The organosiloxanes produced by this process described can be used in a wide variety of ways, and for each special case the physical properties of the products can be varied by precise selection of the starting materials to achieve the desired O: Si ratio and a suitable number of those bonded to the silicon atom Achieve radicals. Products which remain liquid even at higher temperatures and are not very suitable or not at all suitable for further polymerization have an O: Si ratio between 0.5 and 1 and contain only low alkyl radicals. Such substances have good electrical properties and are used as fillers for transformers, short circuit switches, underwater cables, capacitors and the like.

In general, these substances have an unusually high viscosity-temperature insensitivity and can therefore be used in hydraulic presses that are subject to strong temperature fluctuations are, find use or as a lubricant for systems with moving Parts that work at temperatures below or above normal.

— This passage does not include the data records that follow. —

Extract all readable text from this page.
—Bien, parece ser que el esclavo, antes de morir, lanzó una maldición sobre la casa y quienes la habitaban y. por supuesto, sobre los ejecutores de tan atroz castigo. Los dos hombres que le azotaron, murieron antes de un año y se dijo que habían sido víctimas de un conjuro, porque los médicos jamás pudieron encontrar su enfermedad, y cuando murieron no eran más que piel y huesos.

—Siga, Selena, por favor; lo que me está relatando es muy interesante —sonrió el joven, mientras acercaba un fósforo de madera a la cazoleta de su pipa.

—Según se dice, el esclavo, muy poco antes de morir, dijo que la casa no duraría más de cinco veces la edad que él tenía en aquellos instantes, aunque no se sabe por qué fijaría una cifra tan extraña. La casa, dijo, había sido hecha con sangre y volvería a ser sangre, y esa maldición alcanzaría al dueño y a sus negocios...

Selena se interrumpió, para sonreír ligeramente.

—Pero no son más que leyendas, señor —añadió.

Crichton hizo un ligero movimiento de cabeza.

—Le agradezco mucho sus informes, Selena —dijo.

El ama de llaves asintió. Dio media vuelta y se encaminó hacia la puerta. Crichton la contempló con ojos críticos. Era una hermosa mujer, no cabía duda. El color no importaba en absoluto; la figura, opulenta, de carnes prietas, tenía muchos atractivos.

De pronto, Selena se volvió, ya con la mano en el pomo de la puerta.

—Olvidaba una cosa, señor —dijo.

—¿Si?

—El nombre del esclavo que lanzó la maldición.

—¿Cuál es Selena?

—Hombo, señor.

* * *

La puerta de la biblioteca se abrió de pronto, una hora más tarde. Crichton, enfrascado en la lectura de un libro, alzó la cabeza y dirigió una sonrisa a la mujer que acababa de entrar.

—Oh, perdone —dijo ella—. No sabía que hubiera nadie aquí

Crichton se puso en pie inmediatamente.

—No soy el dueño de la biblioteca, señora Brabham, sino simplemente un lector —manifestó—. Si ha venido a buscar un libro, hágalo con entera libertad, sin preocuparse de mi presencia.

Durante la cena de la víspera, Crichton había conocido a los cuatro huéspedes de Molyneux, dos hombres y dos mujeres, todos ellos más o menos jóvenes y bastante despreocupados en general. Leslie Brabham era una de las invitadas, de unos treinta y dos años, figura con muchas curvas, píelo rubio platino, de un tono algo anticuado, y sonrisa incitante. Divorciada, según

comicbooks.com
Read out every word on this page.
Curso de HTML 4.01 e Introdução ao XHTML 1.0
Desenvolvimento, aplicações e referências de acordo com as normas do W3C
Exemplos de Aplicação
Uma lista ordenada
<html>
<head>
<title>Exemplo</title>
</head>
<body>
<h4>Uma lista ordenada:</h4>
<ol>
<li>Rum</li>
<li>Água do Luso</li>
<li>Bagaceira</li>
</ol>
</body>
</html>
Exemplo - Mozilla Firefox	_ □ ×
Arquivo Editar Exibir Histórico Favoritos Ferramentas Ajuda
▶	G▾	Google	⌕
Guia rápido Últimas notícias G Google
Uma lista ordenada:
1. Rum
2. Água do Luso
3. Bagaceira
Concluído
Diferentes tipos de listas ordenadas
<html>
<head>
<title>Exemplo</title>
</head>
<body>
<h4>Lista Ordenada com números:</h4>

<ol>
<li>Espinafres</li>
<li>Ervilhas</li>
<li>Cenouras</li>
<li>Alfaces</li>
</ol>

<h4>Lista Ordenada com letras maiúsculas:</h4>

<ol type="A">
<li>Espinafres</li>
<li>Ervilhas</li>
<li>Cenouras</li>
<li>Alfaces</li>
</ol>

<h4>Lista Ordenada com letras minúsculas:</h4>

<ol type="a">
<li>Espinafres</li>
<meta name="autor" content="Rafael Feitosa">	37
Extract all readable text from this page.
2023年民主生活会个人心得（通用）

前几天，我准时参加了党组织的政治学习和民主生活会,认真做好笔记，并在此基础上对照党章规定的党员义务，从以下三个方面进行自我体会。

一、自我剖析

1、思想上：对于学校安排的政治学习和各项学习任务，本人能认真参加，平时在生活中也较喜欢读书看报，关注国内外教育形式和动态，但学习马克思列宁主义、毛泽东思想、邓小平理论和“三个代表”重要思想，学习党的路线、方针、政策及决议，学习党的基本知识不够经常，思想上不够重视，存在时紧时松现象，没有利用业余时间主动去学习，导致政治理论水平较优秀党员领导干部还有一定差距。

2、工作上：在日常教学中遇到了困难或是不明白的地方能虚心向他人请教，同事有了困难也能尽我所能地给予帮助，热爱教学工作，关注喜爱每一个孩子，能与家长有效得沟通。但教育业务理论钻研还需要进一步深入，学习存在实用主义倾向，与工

More viscous fabrics with an O: Si ratio that is at i or short above can also be used as lubricants and are special To be used as a damping agent for more sensitive instruments. Thermoplastic and thermosetting products, the O: Si ratio of which is generally above i is used as Kunstliarzpreßmassen, paints, varnishes, impregnation agents for electrical insulation and the like. They can also be incompletely condensed in solution Organo-siloxanes are used after evaporation of the solvent on site 'Lind place can be further polymerized. The more brittle products can be used as Embedding agents for capacitor plates and as synthetic resin molding compounds are used. Substances of this type have an O: Si ratio of 1.5 and above and can be used on Hardened in place by heat.

Claims (1)

PATENT CLAIM: Process for the production of organosiloxanes by hydrolysis of hydrolyzable silanes and condensation of the hydrolyzation products, characterized in that a mixture of hydrolyzable silanes is used which correspond to the general formula R Si X3 and R3 Si 1, with each individual R being either the radical methyl or phenyl and each individual X is a hydrolyzable atom or radical.